Benefits of Furlough (4 of 6) For the Missionary’s Relatives
So far, we have looked at the benefits of furlough to the missionary and to the missionary’s family. Furlough also is a benefit to the missionary’s relatives.
Jim Eliot said, “The cross of Christ falls hardest on the home,” and the departure of a missionary family costs their extended family the most. I once asked Bro. Dean Hamby, assistant director of Macedonia World Baptist Missions the following questions: “Is it harder going to the mission field yourself or having your children and grandchildren leave you and go to the mission field?” Having been a missionary in Africa and then having had his children go as missionaries, he could speak from experience. He said, “Saying goodbye to your children as they go is harder than being the one who goes.”
When the missionary and his family leave for the field, it is difficult, but they have the field, the work, and the new culture to look forward to and to get involved in. The parents and relatives of missionaries stay behind and live goes on as normal. They don’t live on the mission field, they don’t know the new believers that get saved, and they often struggle to appreciate why their family “loves” being on the field.
I think furlough is good because it benefits parents, grandparents, uncles/aunts, cousins, and other relatives in the follow ways:
- Helps them know better how to pray for their family who are missionaries.
- Reconnect them to the missionary family and helps build stronger bonds.
- Lets them know that, though they must take second place to God’s will and plans, they do have a place and are loved by the missionary family.
- Allows them to invest in the missionary and the missionaries children.
- Makes it easier for them to allow the missionary family to go when they know that they will be every so often.
- Encourage them to want to go visit as they develop a growing relationship with the missionary family.
From personal experience, it is not always possible for our extended families to come visit us on the mission field and that they really appreciate it when we make the effort to come see them on furlough. Our children have really enjoyed getting to know their cousins, aunts, uncles, etc.
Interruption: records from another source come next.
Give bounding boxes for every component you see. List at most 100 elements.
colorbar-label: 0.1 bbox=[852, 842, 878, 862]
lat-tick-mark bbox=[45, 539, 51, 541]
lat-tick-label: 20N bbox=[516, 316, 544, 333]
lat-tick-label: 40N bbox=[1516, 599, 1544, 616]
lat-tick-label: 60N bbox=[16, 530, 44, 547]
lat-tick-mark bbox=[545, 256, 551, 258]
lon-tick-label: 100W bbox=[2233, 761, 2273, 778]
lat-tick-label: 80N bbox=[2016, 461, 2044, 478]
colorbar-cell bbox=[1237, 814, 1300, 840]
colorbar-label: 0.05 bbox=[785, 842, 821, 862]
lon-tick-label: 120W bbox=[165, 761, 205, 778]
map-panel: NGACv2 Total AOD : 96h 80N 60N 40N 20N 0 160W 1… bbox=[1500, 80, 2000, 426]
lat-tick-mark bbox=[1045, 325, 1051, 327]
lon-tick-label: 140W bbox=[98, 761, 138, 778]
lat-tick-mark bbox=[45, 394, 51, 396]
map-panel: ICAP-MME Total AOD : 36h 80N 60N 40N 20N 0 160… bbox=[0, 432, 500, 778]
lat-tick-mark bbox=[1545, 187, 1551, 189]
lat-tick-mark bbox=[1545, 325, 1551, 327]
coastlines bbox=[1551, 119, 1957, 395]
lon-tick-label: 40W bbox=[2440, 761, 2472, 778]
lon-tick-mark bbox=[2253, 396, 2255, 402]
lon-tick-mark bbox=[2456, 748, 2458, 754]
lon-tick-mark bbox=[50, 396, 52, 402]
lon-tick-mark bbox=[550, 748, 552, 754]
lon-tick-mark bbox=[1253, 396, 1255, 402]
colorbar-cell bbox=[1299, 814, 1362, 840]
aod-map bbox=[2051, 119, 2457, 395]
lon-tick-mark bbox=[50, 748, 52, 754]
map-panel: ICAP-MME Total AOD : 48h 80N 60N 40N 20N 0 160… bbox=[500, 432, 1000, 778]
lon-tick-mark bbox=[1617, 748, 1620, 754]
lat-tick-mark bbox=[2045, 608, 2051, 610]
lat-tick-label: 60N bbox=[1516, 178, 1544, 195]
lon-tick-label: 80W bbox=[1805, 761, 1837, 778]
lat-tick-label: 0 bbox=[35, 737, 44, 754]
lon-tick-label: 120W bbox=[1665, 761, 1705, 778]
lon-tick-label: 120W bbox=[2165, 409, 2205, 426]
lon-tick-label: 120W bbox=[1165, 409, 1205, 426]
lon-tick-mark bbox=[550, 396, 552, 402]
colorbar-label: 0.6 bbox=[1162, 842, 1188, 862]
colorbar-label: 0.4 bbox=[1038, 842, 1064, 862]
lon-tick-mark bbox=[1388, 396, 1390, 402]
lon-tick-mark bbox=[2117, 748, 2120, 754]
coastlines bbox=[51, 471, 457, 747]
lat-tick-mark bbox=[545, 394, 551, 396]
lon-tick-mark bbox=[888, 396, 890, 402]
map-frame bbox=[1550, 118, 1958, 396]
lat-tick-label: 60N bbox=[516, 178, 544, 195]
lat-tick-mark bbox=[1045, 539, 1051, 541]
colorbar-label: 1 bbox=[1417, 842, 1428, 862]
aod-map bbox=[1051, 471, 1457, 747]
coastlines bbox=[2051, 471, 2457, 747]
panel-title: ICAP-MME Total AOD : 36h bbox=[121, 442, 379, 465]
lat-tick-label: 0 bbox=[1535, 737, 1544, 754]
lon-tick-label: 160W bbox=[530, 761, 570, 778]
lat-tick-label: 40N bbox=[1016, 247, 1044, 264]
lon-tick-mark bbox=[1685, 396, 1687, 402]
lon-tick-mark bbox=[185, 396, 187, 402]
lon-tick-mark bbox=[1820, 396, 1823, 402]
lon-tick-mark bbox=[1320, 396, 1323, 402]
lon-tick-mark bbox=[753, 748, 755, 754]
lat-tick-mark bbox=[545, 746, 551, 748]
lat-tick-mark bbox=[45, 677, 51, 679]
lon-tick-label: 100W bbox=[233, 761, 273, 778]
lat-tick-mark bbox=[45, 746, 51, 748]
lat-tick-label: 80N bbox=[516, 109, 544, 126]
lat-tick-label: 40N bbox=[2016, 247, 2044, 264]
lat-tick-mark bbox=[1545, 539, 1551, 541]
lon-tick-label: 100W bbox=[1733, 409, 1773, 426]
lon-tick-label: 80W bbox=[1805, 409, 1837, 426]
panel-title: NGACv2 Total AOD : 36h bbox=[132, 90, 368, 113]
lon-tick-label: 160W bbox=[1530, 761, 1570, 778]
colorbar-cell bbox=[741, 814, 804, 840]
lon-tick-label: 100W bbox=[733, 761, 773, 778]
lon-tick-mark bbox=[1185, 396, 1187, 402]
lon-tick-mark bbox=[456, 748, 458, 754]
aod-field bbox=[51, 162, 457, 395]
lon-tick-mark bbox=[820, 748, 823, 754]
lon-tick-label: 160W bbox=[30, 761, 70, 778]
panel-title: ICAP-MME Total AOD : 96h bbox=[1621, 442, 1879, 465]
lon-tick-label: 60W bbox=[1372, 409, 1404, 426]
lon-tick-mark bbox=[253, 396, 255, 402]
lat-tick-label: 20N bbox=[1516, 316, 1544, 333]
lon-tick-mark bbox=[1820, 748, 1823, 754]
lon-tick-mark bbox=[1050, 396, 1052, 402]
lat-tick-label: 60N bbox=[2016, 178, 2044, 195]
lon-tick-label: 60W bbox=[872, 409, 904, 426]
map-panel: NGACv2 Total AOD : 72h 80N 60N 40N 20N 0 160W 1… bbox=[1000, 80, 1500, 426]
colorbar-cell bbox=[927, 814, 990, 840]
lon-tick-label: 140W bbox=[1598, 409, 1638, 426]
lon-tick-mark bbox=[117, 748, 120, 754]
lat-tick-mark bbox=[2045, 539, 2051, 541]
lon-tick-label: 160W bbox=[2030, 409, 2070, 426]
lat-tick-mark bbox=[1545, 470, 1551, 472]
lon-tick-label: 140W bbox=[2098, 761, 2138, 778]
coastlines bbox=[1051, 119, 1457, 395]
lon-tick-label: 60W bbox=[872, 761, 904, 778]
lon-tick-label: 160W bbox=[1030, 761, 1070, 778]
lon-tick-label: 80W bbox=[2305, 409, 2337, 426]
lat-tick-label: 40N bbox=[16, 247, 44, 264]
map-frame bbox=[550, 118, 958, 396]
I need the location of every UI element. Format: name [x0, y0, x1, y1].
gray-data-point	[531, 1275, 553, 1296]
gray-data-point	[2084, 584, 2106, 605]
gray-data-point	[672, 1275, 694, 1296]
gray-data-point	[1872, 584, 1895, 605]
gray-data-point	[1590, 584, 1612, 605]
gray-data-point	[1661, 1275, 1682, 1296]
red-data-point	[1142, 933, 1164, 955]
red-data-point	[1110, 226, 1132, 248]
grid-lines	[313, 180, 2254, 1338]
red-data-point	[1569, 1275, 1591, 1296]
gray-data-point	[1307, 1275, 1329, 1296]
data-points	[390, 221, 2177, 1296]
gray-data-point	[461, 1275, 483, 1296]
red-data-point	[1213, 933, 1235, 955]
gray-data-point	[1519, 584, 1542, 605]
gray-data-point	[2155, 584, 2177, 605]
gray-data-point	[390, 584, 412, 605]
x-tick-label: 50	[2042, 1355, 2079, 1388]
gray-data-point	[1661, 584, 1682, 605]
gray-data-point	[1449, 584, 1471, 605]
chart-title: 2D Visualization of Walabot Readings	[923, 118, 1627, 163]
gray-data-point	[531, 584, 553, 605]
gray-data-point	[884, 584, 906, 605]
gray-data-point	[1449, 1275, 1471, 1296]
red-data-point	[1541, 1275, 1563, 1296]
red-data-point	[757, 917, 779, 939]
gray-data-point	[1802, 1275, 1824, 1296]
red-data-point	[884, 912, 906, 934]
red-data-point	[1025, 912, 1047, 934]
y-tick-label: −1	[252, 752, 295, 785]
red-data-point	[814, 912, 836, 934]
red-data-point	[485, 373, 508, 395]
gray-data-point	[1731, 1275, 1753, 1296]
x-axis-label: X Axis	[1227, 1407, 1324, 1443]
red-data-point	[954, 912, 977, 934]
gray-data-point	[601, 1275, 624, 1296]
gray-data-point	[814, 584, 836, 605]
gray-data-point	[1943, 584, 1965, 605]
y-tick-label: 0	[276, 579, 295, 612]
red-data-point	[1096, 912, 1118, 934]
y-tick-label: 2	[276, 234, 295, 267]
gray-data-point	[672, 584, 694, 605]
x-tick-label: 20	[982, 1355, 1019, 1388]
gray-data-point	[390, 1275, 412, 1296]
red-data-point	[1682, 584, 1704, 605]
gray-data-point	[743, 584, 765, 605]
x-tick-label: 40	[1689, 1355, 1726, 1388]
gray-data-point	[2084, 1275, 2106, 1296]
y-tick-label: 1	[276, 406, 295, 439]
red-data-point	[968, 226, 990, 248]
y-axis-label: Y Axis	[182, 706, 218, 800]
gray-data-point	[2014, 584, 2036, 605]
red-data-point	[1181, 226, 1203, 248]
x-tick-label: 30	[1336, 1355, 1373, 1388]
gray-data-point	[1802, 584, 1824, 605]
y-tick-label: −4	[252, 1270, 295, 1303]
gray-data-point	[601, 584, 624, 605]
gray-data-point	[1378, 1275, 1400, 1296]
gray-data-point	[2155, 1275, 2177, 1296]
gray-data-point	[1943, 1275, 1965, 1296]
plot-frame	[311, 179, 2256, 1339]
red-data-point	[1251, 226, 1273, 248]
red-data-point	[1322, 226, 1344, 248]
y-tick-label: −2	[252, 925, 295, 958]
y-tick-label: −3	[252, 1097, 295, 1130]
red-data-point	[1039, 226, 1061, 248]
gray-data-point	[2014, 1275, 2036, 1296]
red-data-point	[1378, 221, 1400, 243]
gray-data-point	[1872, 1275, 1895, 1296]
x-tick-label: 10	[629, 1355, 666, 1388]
We have had the opportunity to give a presentation of our ministry to several groups of our relatives, and we look forward to spend more time with them while on furlough.
You may think this is a small thing and should not factor into the missionaries priorities. Let me just encourage you to talk to a grandma or grandpa who has grandchildren on the mission field, and you will find out how much it means to them to get to see those grandkids every couple years.
Yes, we need to be willing to put Christ first and to forsake all to follow Jesus, but that does not mean that we cannot make time to honour our father and mother, to spend time with relatives, and to seek to involved them in the call of God on our lives.